Bir zamandır kalemi elime almıyorum. İtiraf ediyorum; sürprizlerle dolu dedikleri hayattan nasibime düşenleri kendime bahane ettim…
Yine aynı şekilde bu tanıtım yazısına başlayıncaya kadar, içimdeki şeytana uyup birçok bahane uydurdum ancak okuduğum kitabın sonucunda böyle bir yazıyı daha fazla ötelersem, aramızda hiçbir bağ olmamasına rağmen kitabı yazan Sayın Mitat Enç’e ihanet edermişim gibi hissettim. Utanarak da olsa kendisinin yaşadıklarıyla mukayese dahi edilmeyecek şeylerin bana daha fazla “engel” olmasına izin vermeyeceğim ve yaşasaydı eğer Mitat Bey’in de bundan mutluluk duyacağına eminim.
Merhum Mitat Enç, 1901 yılında Gaziantep’te varlıklı bir ailenin çocuğu olarak başladığı hayata, 20’li yaşlarda gözlerini kaybetmesine rağmen eğitim hayatına ülkemizin çeşitli şehirlerinde devam etmiş ve “Yola çıkanın yoldaşı Hızır olur” misali, yolu Avrupa ve Amerika’dan geçmiş değerli bir akademisyen ve eğitimci…

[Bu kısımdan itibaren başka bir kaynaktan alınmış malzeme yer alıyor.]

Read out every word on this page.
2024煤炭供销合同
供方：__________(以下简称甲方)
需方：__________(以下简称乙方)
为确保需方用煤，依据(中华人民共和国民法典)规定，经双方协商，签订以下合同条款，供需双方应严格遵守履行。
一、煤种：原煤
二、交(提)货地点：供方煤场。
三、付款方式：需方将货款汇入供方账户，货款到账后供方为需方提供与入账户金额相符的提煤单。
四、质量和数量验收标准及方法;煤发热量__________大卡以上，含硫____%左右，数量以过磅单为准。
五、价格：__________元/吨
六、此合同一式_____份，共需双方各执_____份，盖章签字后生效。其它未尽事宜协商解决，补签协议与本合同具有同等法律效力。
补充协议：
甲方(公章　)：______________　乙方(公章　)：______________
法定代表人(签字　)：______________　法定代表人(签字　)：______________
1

Bahse konu olan Bitmeyen Gece kitabını ise 1983 yılında otobiyografi tarzında kaleme almış ve her yönüyle ibretamiz hayatını kitaplaştırmış. Son derece akıcı ve okuyucuyu yormayan bir üslupta ve edebi yönüyle de oldukça tatminkâr bir kitap olmuş.

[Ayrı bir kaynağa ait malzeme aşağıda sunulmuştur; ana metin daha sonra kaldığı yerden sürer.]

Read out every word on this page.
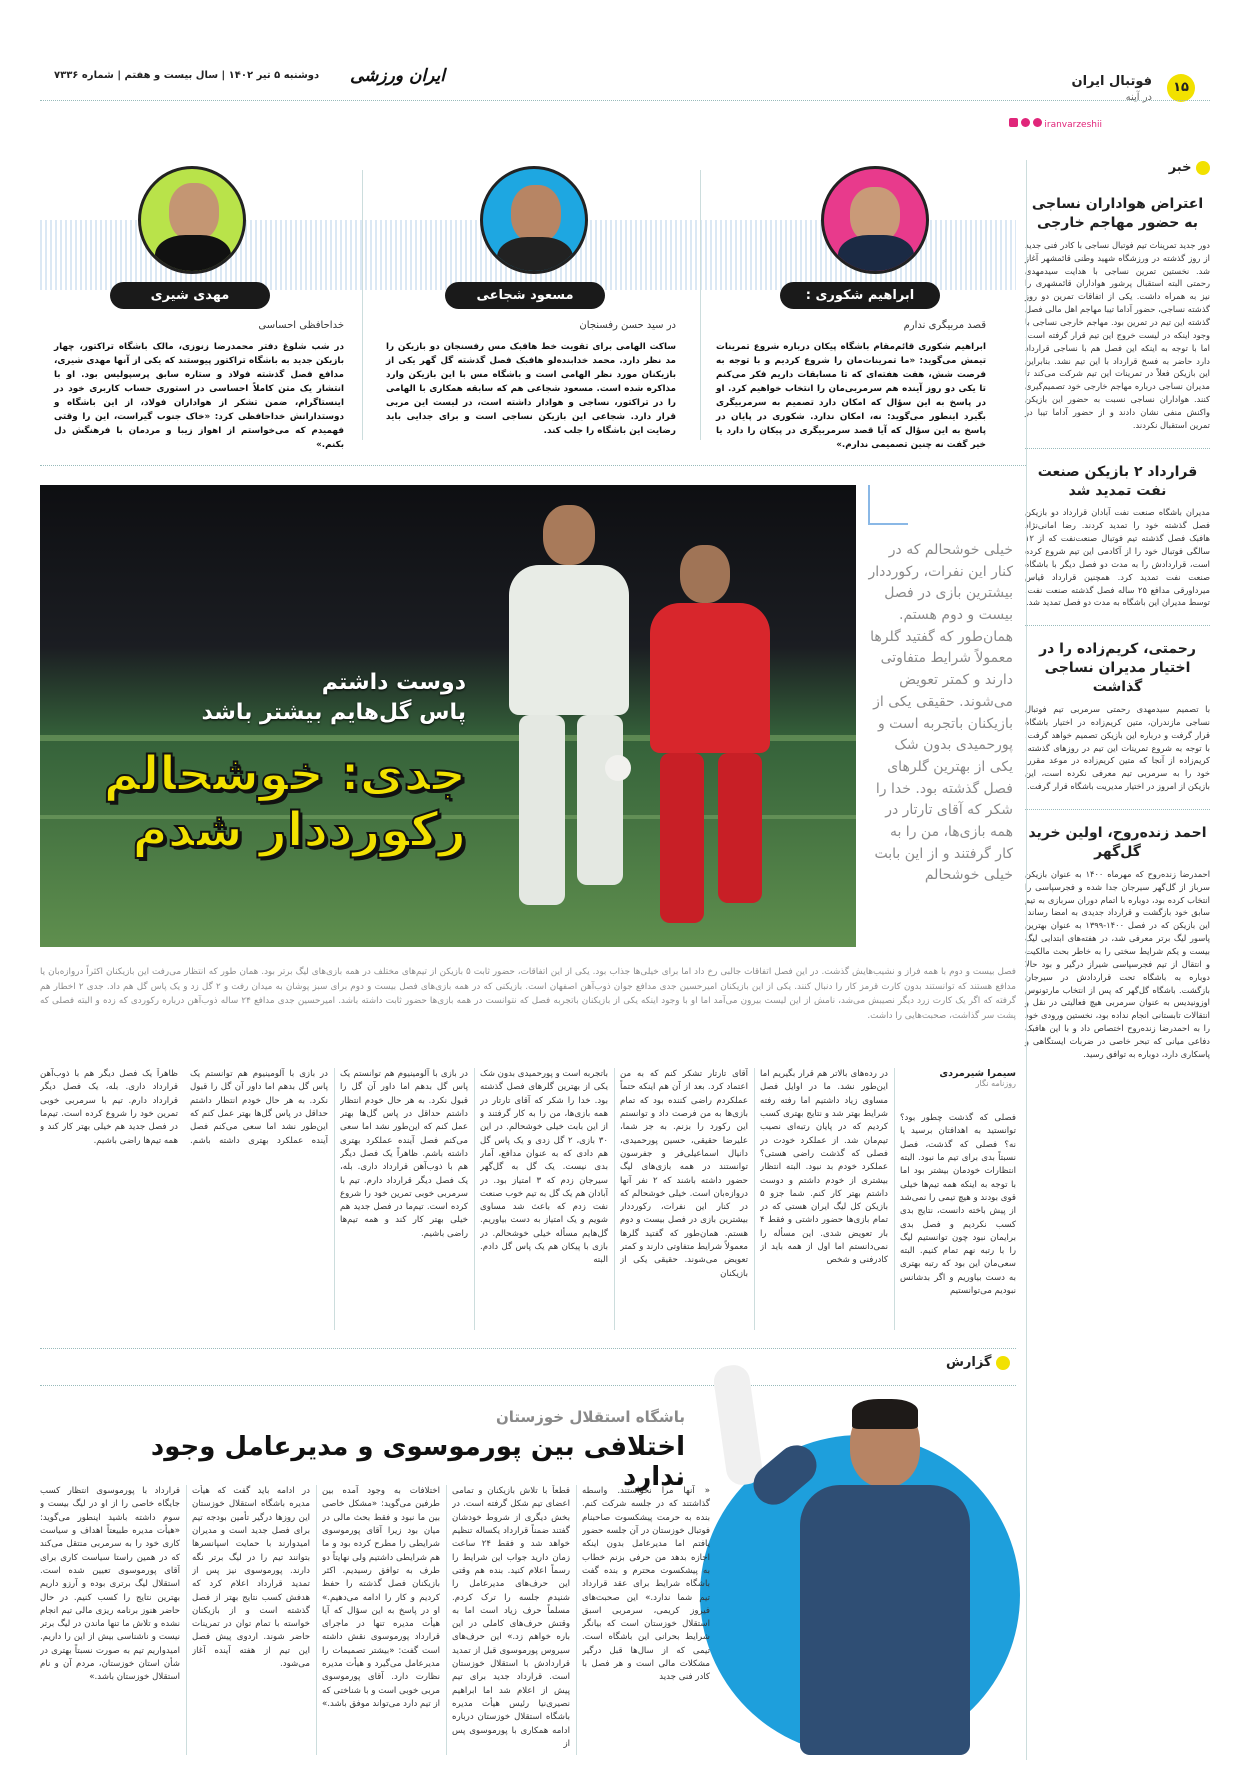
۱۵
فوتبال ایران
در آینه
iranvarzeshii
ایران ورزشی
دوشنبه ۵ تیر ۱۴۰۲ | سال بیست و هفتم | شماره ۷۳۳۶
خبر
اعتراض هواداران نساجی به حضور مهاجم خارجی
دور جدید تمرینات تیم فوتبال نساجی با کادر فنی جدید از روز گذشته در ورزشگاه شهید وطنی قائمشهر آغاز شد. نخستین تمرین نساجی با هدایت سیدمهدی رحمتی البته استقبال پرشور هواداران قائمشهری را نیز به همراه داشت. یکی از اتفاقات تمرین دو روز گذشته نساجی، حضور آداما تیبا مهاجم اهل مالی فصل گذشته این تیم در تمرین بود. مهاجم خارجی نساجی با وجود اینکه در لیست خروج این تیم قرار گرفته است، اما با توجه به اینکه این فصل هم با نساجی قرارداد دارد حاضر به فسخ قرارداد با این تیم نشد. بنابراین این بازیکن فعلاً در تمرینات این تیم شرکت می‌کند تا مدیران نساجی درباره مهاجم خارجی خود تصمیم‌گیری کنند. هواداران نساجی نسبت به حضور این بازیکن واکنش منفی نشان دادند و از حضور آداما تیبا در تمرین استقبال نکردند.
قرارداد ۲ بازیکن صنعت نفت تمدید شد
مدیران باشگاه صنعت نفت آبادان قرارداد دو بازیکن فصل گذشته خود را تمدید کردند. رضا امانی‌نژاد هافبک فصل گذشته تیم فوتبال صنعت‌نفت که از ۱۲ سالگی فوتبال خود را از آکادمی این تیم شروع کرده است، قراردادش را به مدت دو فصل دیگر با باشگاه صنعت نفت تمدید کرد. همچنین قرارداد قیاس میرداورقی مدافع ۲۵ ساله فصل گذشته صنعت نفت، توسط مدیران این باشگاه به مدت دو فصل تمدید شد.
رحمتی، کریم‌زاده را در اختیار مدیران نساجی گذاشت
با تصمیم سیدمهدی رحمتی سرمربی تیم فوتبال نساجی مازندران، متین کریم‌زاده در اختیار باشگاه قرار گرفت و درباره این بازیکن تصمیم خواهد گرفت. با توجه به شروع تمرینات این تیم در روزهای گذشته، کریم‌زاده از آنجا که متین کریم‌زاده در موعد مقرر، خود را به سرمربی تیم معرفی نکرده است، این بازیکن از امروز در اختیار مدیریت باشگاه قرار گرفت.
احمد زنده‌روح، اولین خرید گل‌گهر
احمدرضا زنده‌روح که مهرماه ۱۴۰۰ به عنوان بازیکن سرباز از گل‌گهر سیرجان جدا شده و فجرسپاسی را انتخاب کرده بود، دوباره با اتمام دوران سربازی به تیم سابق خود بازگشت و قرارداد جدیدی به امضا رساند. این بازیکن که در فصل ۱۴۰۰-۱۳۹۹ به عنوان بهترین پاسور لیگ برتر معرفی شد، در هفته‌های ابتدایی لیگ بیست و یکم شرایط سختی را به خاطر بحث مالکیت و انتقال از تیم فجرسپاسی شیراز درگیر و بود حالا دوباره به باشگاه تحت قراردادش در سیرجان بازگشت. باشگاه گل‌گهر که پس از انتخاب مارتونوس اوزونیدیس به عنوان سرمربی هیچ فعالیتی در نقل و انتقالات تابستانی انجام نداده بود، نخستین ورودی خود را به احمدرضا زنده‌روح اختصاص داد و با این هافبک دفاعی میانی که تبحر خاصی در ضربات ایستگاهی و پاسکاری دارد، دوباره به توافق رسید.
ابراهیم شکوری :
قصد مربیگری ندارم
ابراهیم شکوری قائم‌مقام باشگاه پیکان درباره شروع تمرینات تیمش می‌گوید: «ما تمرینات‌مان را شروع کردیم و با توجه به فرصت شش، هفت هفته‌ای که تا مسابقات داریم فکر می‌کنم تا یکی دو روز آینده هم سرمربی‌مان را انتخاب خواهیم کرد. او در پاسخ به این سؤال که امکان دارد تصمیم به سرمربیگری بگیرد اینطور می‌گوید: نه، امکان ندارد. شکوری در پایان در پاسخ به این سؤال که آیا قصد سرمربیگری در پیکان را دارد یا خیر گفت نه چنین تصمیمی ندارم.»
مسعود شجاعی
در سید حسن رفسنجان
ساکت الهامی برای تقویت خط هافبک مس رفسنجان دو بازیکن را مد نظر دارد. محمد خدابنده‌لو هافبک فصل گذشته گل گهر یکی از بازیکنان مورد نظر الهامی است و باشگاه مس با این بازیکن وارد مذاکره شده است. مسعود شجاعی هم که سابقه همکاری با الهامی را در تراکتور، نساجی و هوادار داشته است، در لیست این مربی قرار دارد. شجاعی این بازیکن نساجی است و برای جدایی باید رضایت این باشگاه را جلب کند.
مهدی شیری
خداحافظی احساسی
در شب شلوغ دفتر محمدرضا زنوزی، مالک باشگاه تراکتور، چهار بازیکن جدید به باشگاه تراکتور پیوستند که یکی از آنها مهدی شیری، مدافع فصل گذشته فولاد و ستاره سابق پرسپولیس بود. او با انتشار یک متن کاملاً احساسی در استوری حساب کاربری خود در اینستاگرام، ضمن تشکر از هواداران فولاد، از این باشگاه و دوستدارانش خداحافظی کرد: «خاک جنوب گیراست، این را وقتی فهمیدم که می‌خواستم از اهواز زیبا و مردمان با فرهنگش دل بکنم.»
دوست داشتم
پاس گل‌هایم بیشتر باشد
جدی: خوشحالم
رکورددار شدم
خیلی خوشحالم که در کنار این نفرات، رکورددار بیشترین بازی در فصل بیست و دوم هستم. همان‌طور که گفتید گلرها معمولاً شرایط متفاوتی دارند و کمتر تعویض می‌شوند. حقیقی یکی از بازیکنان باتجربه است و پورحمیدی بدون شک یکی از بهترین گلرهای فصل گذشته بود. خدا را شکر که آقای تارتار در همه بازی‌ها، من را به کار گرفتند و از این بابت خیلی خوشحالم
فصل بیست و دوم با همه فراز و نشیب‌هایش گذشت. در این فصل اتفاقات جالبی رخ داد اما برای خیلی‌ها جذاب بود. یکی از این اتفاقات، حضور ثابت ۵ بازیکن از تیم‌های مختلف در همه بازی‌های لیگ برتر بود. همان طور که انتظار می‌رفت این بازیکنان اکثراً دروازه‌بان یا مدافع هستند که توانستند بدون کارت قرمز کار را دنبال کنند. یکی از این بازیکنان امیرحسین جدی مدافع جوان ذوب‌آهن اصفهان است. بازیکنی که در همه بازی‌های فصل بیست و دوم برای سبز پوشان به میدان رفت و ۲ گل زد و یک پاس گل هم داد. جدی ۲ اخطار هم گرفته که اگر یک کارت زرد دیگر نصیبش می‌شد، نامش از این لیست بیرون می‌آمد اما او با وجود اینکه یکی از بازیکنان باتجربه فصل که نتوانست در همه بازی‌ها حضور ثابت داشته باشد. امیرحسین جدی مدافع ۲۴ ساله ذوب‌آهن درباره رکوردی که زده و البته فصلی که پشت سر گذاشت، صحبت‌هایی را داشت.
سیمرا شیرمردی
روزنامه نگار
فصلی که گذشت چطور بود؟ توانستید به اهدافتان برسید یا نه؟ فصلی که گذشت، فصل نسبتاً بدی برای تیم ما نبود. البته انتظارات خودمان بیشتر بود اما با توجه به اینکه همه تیم‌ها خیلی قوی بودند و هیچ تیمی را نمی‌شد از پیش باخته دانست، نتایج بدی کسب نکردیم و فصل بدی برایمان نبود چون توانستیم لیگ را با رتبه نهم تمام کنیم. البته سعی‌مان این بود که رتبه بهتری به دست بیاوریم و اگر بدشانس نبودیم می‌توانستیم
در رده‌های بالاتر هم قرار بگیریم اما این‌طور نشد. ما در اوایل فصل مساوی زیاد داشتیم اما رفته رفته شرایط بهتر شد و نتایج بهتری کسب کردیم که در پایان رتبه‌ای نصیب تیم‌مان شد. از عملکرد خودت در فصلی که گذشت راضی هستی؟ عملکرد خودم بد نبود. البته انتظار بیشتری از خودم داشتم و دوست داشتم بهتر کار کنم. شما جزو ۵ بازیکن کل لیگ ایران هستی که در تمام بازی‌ها حضور داشتی و فقط ۴ بار تعویض شدی. این مسأله را نمی‌دانستم اما اول از همه باید از کادرفنی و شخص
آقای تارتار تشکر کنم که به من اعتماد کرد. بعد از آن هم اینکه حتماً عملکردم راضی کننده بود که تمام بازی‌ها به من فرصت داد و توانستم این رکورد را بزنم. به جز شما، علیرضا حقیقی، حسین پورحمیدی، دانیال اسماعیلی‌فر و جفرسون توانستند در همه بازی‌های لیگ حضور داشته باشند که ۲ نفر آنها دروازه‌بان است. خیلی خوشحالم که در کنار این نفرات، رکورددار بیشترین بازی در فصل بیست و دوم هستم. همان‌طور که گفتید گلرها معمولاً شرایط متفاوتی دارند و کمتر تعویض می‌شوند. حقیقی یکی از بازیکنان
باتجربه است و پورحمیدی بدون شک یکی از بهترین گلرهای فصل گذشته بود. خدا را شکر که آقای تارتار در همه بازی‌ها، من را به کار گرفتند و از این بابت خیلی خوشحالم. در این ۳۰ بازی، ۲ گل زدی و یک پاس گل هم دادی که به عنوان مدافع، آمار بدی نیست. یک گل به گل‌گهر سیرجان زدم که ۳ امتیاز بود. در آبادان هم یک گل به تیم خوب صنعت نفت زدم که باعث شد مساوی شویم و یک امتیاز به دست بیاوریم. گل‌هایم مسأله خیلی خوشحالم. در بازی با پیکان هم یک پاس گل دادم. البته
در بازی با آلومینیوم هم توانستم یک پاس گل بدهم اما داور آن گل را قبول نکرد. به هر حال خودم انتظار داشتم حداقل در پاس گل‌ها بهتر عمل کنم که این‌طور نشد اما سعی می‌کنم فصل آینده عملکرد بهتری داشته باشم. ظاهراً یک فصل دیگر هم با ذوب‌آهن قرارداد داری. بله، یک فصل دیگر قرارداد دارم. تیم با سرمربی خوبی تمرین خود را شروع کرده است. تیم‌ما در فصل جدید هم خیلی بهتر کار کند و همه تیم‌ها راضی باشیم.
در بازی با آلومینیوم هم توانستم یک پاس گل بدهم اما داور آن گل را قبول نکرد. به هر حال خودم انتظار داشتم حداقل در پاس گل‌ها بهتر عمل کنم که این‌طور نشد اما سعی می‌کنم فصل آینده عملکرد بهتری داشته باشم. ظاهراً یک فصل دیگر هم با ذوب‌آهن قرارداد داری. بله، یک فصل دیگر قرارداد دارم. تیم با سرمربی خوبی تمرین خود را شروع کرده است. تیم‌ما در فصل جدید هم خیلی بهتر کار کند و همه تیم‌ها راضی باشیم.
گزارش
باشگاه استقلال خوزستان
اختلافی بین پورموسوی و مدیرعامل وجود ندارد
« آنها مرا نخواستند. واسطه گذاشتند که در جلسه شرکت کنم. بنده به حرمت پیشکسوت صاحبنام فوتبال خوزستان در آن جلسه حضور یافتم اما مدیرعامل بدون اینکه اجازه بدهد من حرفی بزنم خطاب به پیشکسوت محترم و بنده گفت باشگاه شرایط برای عقد قرارداد تیم شما ندارد.» این صحبت‌های فیروز کریمی، سرمربی اسبق استقلال خوزستان است که بیانگر شرایط بحرانی این باشگاه است. تیمی که از سال‌ها قبل درگیر مشکلات مالی است و هر فصل با کادر فنی جدید
قطعاً با تلاش بازیکنان و تمامی اعضای تیم شکل گرفته است. در بخش دیگری از شروط خودشان گفتند ضمناً قرارداد یکساله تنظیم خواهد شد و فقط ۲۴ ساعت زمان دارید جواب این شرایط را رسماً اعلام کنید. بنده هم وقتی این حرف‌های مدیرعامل را شنیدم جلسه را ترک کردم. مسلماً حرف زیاد است اما به وقتش حرف‌های کاملی در این باره خواهم زد.» این حرف‌های سیروس پورموسوی قبل از تمدید قراردادش با استقلال خوزستان است. قرارداد جدید برای تیم پیش از اعلام شد اما ابراهیم نصیری‌نیا رئیس هیأت مدیره باشگاه استقلال خوزستان درباره ادامه همکاری با پورموسوی پس از
اختلافات به وجود آمده بین طرفین می‌گوید: «مشکل خاصی بین ما نبود و فقط بحث مالی در میان بود زیرا آقای پورموسوی شرایطی را مطرح کرده بود و ما هم شرایطی داشتیم ولی نهایتاً دو طرف به توافق رسیدیم. اکثر بازیکنان فصل گذشته را حفظ کردیم و کار را ادامه می‌دهیم.» او در پاسخ به این سؤال که آیا هیأت مدیره تنها در ماجرای قرارداد پورموسوی نقش داشته است گفت: «بیشتر تصمیمات را مدیرعامل می‌گیرد و هیأت مدیره نظارت دارد. آقای پورموسوی مربی خوبی است و با شناختی که از تیم دارد می‌تواند موفق باشد.»
در ادامه باید گفت که هیأت مدیره باشگاه استقلال خوزستان این روزها درگیر تأمین بودجه تیم برای فصل جدید است و مدیران امیدوارند با حمایت اسپانسرها بتوانند تیم را در لیگ برتر نگه دارند. پورموسوی نیز پس از تمدید قرارداد اعلام کرد که هدفش کسب نتایج بهتر از فصل گذشته است و از بازیکنان خواسته با تمام توان در تمرینات حاضر شوند. اردوی پیش فصل این تیم از هفته آینده آغاز می‌شود.
قرارداد با پورموسوی انتظار کسب جایگاه خاصی را از او در لیگ بیست و سوم داشته باشید اینطور می‌گوید: «هیأت مدیره طبیعتاً اهداف و سیاست کاری خود را به سرمربی منتقل می‌کند که در همین راستا سیاست کاری برای آقای پورموسوی تعیین شده است. استقلال لیگ برتری بوده و آرزو داریم بهترین نتایج را کسب کنیم. در حال حاضر هنوز برنامه ریزی مالی تیم انجام نشده و تلاش ما تنها ماندن در لیگ برتر نیست و ناشناسی بیش از این را داریم. امیدواریم تیم به صورت نسبتاً بهتری در شأن استان خوزستان، مردم آن و نام استقلال خوزستان باشد.»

Kitapta başından sonuna kadar; vakar, sabır, metanet ve en önemlisi de karşısına çıkan engellerle mücadelede hiç geri adım atmayan bir kişiyi göreceksiniz. Bu, o kadar yoğun ki hem okurken hem okuduktan sonra okuyucuya enerji transfer ediyor ve adeta; “ayağa kalk ve en iyi yapabileceğin şeyin peşine takıl!” mesajı veriyor. Bir başka mesajı ise; yarınlar için bir şeyler yapma çabasında iken, asıl engellerin zihinlerde olduğunu ve bunun, tıpkı yabancı ülkelerde olduğu gibi ancak “insan” odaklı bir eğitimle aşılabileceğine dairdir. Yazar bu düşüncelerini, kitabın sonlarına doğru şu cümlelerle somutlaştırmıştır:
“…..bir çoğumuzun insan sevmeye, onunla yürekten ilgilenmeye ve kendinden bir şeyler vererek başkalarının mutluluk ve güvenini sağlamayı öğrenmeye çok ihtiyacımız var. Düşkün ve yoksula, sakat ve yalnıza sadece birkaç damla gözyaşı bağışlamak armağanların en ucuz ve değersizidir.”

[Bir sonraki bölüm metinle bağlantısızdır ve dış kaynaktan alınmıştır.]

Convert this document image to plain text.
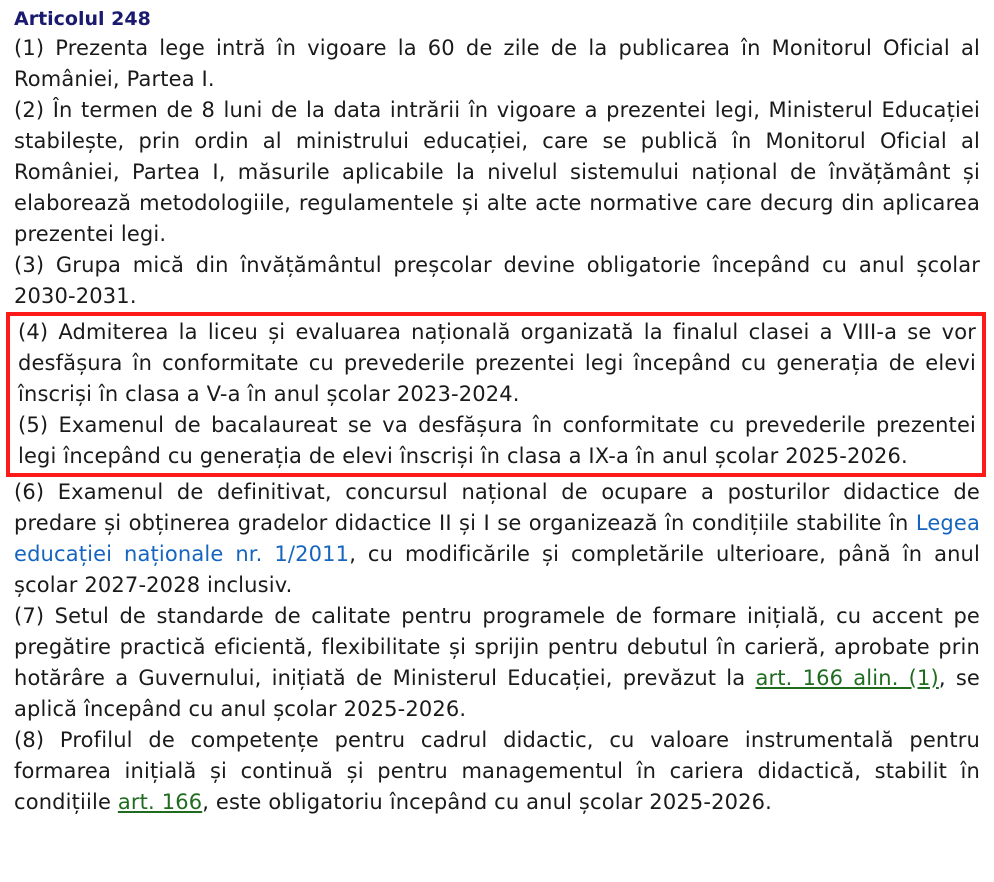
Articolul 248

(1) Prezenta lege intră în vigoare la 60 de zile de la publicarea în Monitorul Oficial al României, Partea I.

(2) În termen de 8 luni de la data intrării în vigoare a prezentei legi, Ministerul Educației stabilește, prin ordin al ministrului educației, care se publică în Monitorul Oficial al României, Partea I, măsurile aplicabile la nivelul sistemului național de învățământ și elaborează metodologiile, regulamentele și alte acte normative care decurg din aplicarea prezentei legi.

(3) Grupa mică din învățământul preșcolar devine obligatorie începând cu anul școlar 2030-2031.

(4) Admiterea la liceu și evaluarea națională organizată la finalul clasei a VIII-a se vor desfășura în conformitate cu prevederile prezentei legi începând cu generația de elevi înscriși în clasa a V-a în anul școlar 2023-2024.

(5) Examenul de bacalaureat se va desfășura în conformitate cu prevederile prezentei legi începând cu generația de elevi înscriși în clasa a IX-a în anul școlar 2025-2026.

(6) Examenul de definitivat, concursul național de ocupare a posturilor didactice de predare și obținerea gradelor didactice II și I se organizează în condițiile stabilite în Legea educației naționale nr. 1/2011, cu modificările și completările ulterioare, până în anul școlar 2027-2028 inclusiv.

(7) Setul de standarde de calitate pentru programele de formare inițială, cu accent pe pregătire practică eficientă, flexibilitate și sprijin pentru debutul în carieră, aprobate prin hotărâre a Guvernului, inițiată de Ministerul Educației, prevăzut la art. 166 alin. (1), se aplică începând cu anul școlar 2025-2026.

(8) Profilul de competențe pentru cadrul didactic, cu valoare instrumentală pentru formarea inițială și continuă și pentru managementul în cariera didactică, stabilit în condițiile art. 166, este obligatoriu începând cu anul școlar 2025-2026.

Bende zihinlerimizde oluşturduğumuz tüm yapay engellerimize rağmen inadına ve ısrarla tıpkı kitabın arka kapağında belirtildiği gibi “Evrenin tüm karanlığı tek mum ışığını bile köreltemez” diyerek Mitat Bey’in evreni aydınlatmak için yaktığı muma, belki bir kibrit çöpüyle katkı sağlarım düşüncesiyle bu güzel kitabı okumanızı tavsiye ediyorum.